Do UOL, em São Paulo

31/01/2015 15h42

 “Os quadrinhos estão em alta. Voltou a ser cult, ninguém mais tem vergonha de ser nerd. Hoje temos absolutamente todos os gêneros no mercado, desde Robert Crumb até mangá erótico. Desde super-herói de linha até o nacional fofinho. Mesmo com a crise do mercado editorial brasileiro, as vendas das HQs subiram. Além disso, os artistas independentes estão sabendo aproveitar esse momento.” Quem faz a análise é Sidney Gusman, um dos mais respeitados especialistas em quadrinhos do Brasil, que atua na área desde 1990 e, atualmente, edita o site Universo HQ e é o responsável pelo planejamento editorial da Mauricio de Sousa Produções.

A produção nacional reforça os argumentos de Gusman. Outrora completamente ofuscada pelo que vinha do exterior, ela começa a ocupar um espaço relevante, seja nas livrarias --por meio de editoras consagradas que investem cada vez mais no gênero ou de novos selos que surgem para lidar exclusivamente com HQs--, seja na cena independente, estimulada pala internet e pelos eventos do nicho que acontecem pelo país.

Paulo Ramos

  • Vive-se um momento ímpar hoje no país. Há uma diversidade de publicações, de gêneros e formatos nunca antes vista. O volume de tiras e de narrativas mais longas feitas por autores brasileiros também é inédito

    Paulo Ramos, do Núcleo de Pesquisas de Histórias em Quadrinhos da ECA-USP.

“Há quatro anos, uma editora dava 7% das vendas de um quadrinho já pronto para o seu autor. Hoje, editores precisam ir atrás de muitos caras, pagar para que produzam e dar mais  porcentagem de venda. É pouco ainda, mas as coisas vão acontecendo. Há uma predisposição maior das pessoas em consumir quadrinho nacional”, continua Gusman, cuja opinião encontra bastante eco entre seus pares.

“Vive-se um momento ímpar hoje no país. Há uma diversidade de publicações, de gêneros e formatos nunca antes vista. O volume de tiras e de narrativas mais longas feitas por autores brasileiros também é inédito. Não se compara às vendas em bancas de 50 anos atrás, mas vive-se um período de ebulição inédito”, diz Paulo Ramos, membro do Núcleo de Pesquisas de Histórias em Quadrinhos da Escola de Comunicação e Artes (ECA), da USP.

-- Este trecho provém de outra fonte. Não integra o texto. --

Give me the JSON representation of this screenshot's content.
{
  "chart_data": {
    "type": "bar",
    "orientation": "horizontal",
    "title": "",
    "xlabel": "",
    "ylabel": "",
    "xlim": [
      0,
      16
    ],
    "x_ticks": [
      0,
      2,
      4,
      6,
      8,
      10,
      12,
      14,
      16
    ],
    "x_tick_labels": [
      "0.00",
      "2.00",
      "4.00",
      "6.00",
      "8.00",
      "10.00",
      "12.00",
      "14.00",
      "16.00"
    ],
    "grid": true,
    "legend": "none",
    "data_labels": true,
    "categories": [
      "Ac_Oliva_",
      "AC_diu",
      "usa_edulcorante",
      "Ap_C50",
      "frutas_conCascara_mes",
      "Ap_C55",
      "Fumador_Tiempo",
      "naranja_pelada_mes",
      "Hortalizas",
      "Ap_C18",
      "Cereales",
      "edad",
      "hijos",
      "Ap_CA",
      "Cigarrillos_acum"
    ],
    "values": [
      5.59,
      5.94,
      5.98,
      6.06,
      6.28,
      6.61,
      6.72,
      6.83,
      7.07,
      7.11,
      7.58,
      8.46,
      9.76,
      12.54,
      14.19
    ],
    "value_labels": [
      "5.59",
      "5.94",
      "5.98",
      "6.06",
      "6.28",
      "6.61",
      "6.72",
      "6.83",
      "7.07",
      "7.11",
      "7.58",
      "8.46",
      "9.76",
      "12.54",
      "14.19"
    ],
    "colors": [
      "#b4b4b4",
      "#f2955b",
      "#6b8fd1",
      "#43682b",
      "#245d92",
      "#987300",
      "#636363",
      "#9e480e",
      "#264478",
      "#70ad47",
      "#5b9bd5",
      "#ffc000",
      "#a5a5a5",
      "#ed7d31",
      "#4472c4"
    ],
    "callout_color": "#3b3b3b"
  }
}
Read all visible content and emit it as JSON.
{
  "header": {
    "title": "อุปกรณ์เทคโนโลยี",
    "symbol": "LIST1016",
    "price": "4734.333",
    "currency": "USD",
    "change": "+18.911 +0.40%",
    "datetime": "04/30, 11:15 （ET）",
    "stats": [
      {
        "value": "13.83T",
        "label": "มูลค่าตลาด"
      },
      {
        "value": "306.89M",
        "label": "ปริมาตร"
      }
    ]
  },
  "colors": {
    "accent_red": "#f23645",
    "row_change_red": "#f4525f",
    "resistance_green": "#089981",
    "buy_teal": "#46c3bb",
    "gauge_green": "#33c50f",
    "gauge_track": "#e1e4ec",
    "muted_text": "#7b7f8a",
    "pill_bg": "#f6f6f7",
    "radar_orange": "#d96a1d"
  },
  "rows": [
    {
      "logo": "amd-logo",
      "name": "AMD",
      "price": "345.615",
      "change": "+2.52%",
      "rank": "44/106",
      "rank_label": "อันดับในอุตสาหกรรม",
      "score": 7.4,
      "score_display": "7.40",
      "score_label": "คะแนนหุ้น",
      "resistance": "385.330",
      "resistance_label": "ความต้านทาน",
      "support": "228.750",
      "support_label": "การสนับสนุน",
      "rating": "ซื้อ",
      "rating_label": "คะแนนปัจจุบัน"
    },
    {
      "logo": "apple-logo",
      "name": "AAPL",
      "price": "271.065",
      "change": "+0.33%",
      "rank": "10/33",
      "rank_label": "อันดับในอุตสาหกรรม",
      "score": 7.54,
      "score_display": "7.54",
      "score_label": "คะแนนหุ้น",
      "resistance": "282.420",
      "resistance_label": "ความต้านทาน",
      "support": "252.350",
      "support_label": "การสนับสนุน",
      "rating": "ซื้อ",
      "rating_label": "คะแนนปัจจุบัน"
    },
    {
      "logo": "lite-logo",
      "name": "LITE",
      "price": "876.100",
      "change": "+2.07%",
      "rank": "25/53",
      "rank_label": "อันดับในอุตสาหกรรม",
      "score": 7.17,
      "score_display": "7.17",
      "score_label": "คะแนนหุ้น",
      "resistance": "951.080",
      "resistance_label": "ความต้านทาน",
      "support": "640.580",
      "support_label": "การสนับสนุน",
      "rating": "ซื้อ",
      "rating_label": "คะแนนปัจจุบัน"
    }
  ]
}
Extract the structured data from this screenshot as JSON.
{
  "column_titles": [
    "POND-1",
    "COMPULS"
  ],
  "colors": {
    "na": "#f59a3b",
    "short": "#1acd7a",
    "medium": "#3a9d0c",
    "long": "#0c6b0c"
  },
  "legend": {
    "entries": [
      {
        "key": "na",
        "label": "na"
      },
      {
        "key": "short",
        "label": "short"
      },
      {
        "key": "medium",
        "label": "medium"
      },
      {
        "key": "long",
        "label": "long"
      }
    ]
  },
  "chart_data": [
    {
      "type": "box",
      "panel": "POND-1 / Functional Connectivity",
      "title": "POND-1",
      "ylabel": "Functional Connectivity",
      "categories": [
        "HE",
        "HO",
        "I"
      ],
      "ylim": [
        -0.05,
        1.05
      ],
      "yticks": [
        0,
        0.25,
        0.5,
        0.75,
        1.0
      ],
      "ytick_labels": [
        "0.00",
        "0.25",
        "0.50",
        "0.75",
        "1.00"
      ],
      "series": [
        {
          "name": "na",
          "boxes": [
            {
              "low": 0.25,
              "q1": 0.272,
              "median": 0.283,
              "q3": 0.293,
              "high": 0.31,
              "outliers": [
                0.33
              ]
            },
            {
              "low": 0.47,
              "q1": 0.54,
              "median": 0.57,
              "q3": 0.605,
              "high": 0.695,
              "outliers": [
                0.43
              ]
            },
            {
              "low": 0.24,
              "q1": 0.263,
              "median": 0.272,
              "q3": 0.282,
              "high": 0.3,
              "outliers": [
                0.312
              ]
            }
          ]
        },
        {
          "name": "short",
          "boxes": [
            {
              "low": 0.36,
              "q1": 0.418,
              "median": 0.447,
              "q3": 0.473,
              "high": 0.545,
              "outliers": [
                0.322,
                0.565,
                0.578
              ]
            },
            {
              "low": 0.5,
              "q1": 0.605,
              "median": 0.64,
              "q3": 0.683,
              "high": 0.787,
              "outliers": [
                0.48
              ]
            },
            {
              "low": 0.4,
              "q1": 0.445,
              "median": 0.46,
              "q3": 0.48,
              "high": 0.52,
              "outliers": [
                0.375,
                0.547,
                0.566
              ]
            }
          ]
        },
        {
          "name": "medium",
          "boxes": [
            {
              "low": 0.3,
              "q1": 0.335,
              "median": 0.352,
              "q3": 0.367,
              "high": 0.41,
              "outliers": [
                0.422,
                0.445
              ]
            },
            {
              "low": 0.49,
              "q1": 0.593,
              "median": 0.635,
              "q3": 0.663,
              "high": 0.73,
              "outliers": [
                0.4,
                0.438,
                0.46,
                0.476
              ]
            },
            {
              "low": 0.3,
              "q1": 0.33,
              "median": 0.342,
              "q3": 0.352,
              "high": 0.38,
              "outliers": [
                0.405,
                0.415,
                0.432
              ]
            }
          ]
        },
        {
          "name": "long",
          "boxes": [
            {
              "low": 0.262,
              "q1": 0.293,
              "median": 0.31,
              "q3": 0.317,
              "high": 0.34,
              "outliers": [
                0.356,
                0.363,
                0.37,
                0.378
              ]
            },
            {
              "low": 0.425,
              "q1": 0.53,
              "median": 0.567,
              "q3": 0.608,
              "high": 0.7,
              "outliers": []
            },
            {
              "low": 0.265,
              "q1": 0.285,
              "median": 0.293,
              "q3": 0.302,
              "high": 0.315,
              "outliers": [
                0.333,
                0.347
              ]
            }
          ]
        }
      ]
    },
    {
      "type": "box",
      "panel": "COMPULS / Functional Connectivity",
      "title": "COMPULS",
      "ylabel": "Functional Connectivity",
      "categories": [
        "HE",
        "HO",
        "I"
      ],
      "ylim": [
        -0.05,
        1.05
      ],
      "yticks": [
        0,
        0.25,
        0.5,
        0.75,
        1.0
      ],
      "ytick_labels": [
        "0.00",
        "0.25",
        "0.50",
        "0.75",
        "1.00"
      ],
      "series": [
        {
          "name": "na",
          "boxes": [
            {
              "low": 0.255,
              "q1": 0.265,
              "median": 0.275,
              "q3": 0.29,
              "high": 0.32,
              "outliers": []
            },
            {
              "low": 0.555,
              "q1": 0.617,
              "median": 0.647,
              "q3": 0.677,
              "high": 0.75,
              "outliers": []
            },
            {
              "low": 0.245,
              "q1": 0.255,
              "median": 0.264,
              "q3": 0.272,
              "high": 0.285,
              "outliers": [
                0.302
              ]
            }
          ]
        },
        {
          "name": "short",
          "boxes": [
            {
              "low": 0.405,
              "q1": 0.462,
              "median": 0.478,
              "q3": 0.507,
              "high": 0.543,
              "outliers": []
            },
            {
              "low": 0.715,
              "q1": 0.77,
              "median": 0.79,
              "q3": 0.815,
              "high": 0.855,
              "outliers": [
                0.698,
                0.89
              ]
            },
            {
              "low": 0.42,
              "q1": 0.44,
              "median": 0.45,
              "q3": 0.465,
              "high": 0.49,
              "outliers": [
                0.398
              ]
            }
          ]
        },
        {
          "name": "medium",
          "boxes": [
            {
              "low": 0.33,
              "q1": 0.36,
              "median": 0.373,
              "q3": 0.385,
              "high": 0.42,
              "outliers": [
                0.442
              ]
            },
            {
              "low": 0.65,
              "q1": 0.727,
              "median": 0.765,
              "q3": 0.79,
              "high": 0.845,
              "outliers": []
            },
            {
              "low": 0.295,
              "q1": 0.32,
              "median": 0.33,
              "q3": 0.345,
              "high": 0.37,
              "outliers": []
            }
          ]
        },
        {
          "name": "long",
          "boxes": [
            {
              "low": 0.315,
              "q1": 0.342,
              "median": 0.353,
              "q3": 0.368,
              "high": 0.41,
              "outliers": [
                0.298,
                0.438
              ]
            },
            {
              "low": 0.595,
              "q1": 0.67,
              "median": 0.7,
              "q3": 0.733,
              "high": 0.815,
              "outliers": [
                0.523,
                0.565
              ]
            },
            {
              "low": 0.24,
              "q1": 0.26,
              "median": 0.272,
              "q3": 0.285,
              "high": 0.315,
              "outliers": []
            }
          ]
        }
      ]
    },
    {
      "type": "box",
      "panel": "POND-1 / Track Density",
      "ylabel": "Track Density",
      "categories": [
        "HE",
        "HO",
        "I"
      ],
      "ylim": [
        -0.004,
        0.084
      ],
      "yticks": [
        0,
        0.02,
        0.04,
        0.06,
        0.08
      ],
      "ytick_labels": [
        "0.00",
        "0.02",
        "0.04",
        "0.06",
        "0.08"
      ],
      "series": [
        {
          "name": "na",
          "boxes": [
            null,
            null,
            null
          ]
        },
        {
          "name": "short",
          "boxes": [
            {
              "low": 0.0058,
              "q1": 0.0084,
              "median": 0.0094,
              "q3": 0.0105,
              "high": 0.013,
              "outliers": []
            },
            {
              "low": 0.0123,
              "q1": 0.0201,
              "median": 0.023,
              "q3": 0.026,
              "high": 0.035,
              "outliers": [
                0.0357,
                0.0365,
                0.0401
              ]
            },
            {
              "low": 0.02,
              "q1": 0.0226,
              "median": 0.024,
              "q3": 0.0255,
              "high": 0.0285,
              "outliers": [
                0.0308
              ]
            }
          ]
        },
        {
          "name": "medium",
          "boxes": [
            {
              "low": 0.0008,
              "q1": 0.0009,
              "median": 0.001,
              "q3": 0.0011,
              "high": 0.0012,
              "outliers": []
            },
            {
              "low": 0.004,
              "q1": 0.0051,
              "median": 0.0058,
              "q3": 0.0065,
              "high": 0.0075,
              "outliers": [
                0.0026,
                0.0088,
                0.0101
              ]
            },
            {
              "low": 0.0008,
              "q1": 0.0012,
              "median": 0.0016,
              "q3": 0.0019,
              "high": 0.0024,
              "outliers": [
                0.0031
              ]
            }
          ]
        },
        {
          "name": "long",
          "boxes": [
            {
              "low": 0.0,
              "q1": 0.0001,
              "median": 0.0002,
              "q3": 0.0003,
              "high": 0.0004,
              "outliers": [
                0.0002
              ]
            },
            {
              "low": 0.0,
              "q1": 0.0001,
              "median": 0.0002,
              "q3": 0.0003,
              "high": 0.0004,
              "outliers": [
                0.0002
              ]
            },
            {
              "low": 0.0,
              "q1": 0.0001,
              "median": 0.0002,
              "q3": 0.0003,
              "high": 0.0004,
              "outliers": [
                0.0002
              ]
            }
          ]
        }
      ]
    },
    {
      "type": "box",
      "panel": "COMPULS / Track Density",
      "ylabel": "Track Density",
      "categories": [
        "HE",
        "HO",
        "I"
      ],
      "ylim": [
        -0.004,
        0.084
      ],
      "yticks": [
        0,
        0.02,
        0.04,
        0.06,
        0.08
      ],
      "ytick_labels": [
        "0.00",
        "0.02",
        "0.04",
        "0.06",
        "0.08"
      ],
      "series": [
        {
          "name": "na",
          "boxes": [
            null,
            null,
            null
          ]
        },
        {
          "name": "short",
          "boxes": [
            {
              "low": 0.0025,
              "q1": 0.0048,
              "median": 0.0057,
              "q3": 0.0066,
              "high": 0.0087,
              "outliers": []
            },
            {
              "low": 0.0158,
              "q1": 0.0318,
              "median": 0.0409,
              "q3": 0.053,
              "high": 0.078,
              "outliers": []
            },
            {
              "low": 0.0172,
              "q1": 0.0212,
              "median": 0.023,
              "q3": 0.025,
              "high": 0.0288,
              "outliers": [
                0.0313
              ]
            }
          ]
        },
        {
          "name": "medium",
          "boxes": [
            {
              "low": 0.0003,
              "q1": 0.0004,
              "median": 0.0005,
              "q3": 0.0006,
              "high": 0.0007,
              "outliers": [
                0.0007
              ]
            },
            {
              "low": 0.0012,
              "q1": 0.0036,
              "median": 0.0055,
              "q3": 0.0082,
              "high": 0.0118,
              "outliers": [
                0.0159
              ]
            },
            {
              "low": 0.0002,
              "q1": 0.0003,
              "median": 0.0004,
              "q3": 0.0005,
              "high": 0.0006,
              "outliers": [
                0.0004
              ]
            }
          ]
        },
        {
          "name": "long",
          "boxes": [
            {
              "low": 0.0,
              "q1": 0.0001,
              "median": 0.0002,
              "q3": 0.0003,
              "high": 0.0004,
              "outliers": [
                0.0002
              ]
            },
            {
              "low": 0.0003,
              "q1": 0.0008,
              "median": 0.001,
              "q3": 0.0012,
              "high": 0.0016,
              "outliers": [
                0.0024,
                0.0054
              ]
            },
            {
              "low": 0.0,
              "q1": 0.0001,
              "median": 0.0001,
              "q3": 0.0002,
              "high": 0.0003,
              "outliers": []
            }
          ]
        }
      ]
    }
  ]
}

Mesmo ponderando que o ideal seria analisar o momento atual daqui a alguns anos, tendo números consolidados em mãos, e indicando que talvez o ápice do quadrinho nacional tenha sido por volta de 2010, Érico Assis, jornalista e especialista em quadrinhos, também faz sua análise. “Nos últimos dez anos, vimos a seção de quadrinhos nas livrarias crescer ou brotar com espaço considerável, passamos de quase zero a dezenas de ‘graphic novels’ nacionais por ano. Os quadrinistas brasileiros passaram a ser publicados com criações próprias no exterior e ganham prêmios por lá”.

As razões
Mas quais são as razões para esse momento? Ramos indica que, atualmente, os artistas possuem cinco caminhos para que possam publicar suas obras: por meio de editoras, leis de fomento à produção, financiamentos coletivos, com verba própria ou pela internet. Esses caminhos ainda podem se cruzar, possibilitando que frentes diversas sejam unidas a fim de viabilizar um projeto, o que pode se transformar em um atalho para o quadrinista.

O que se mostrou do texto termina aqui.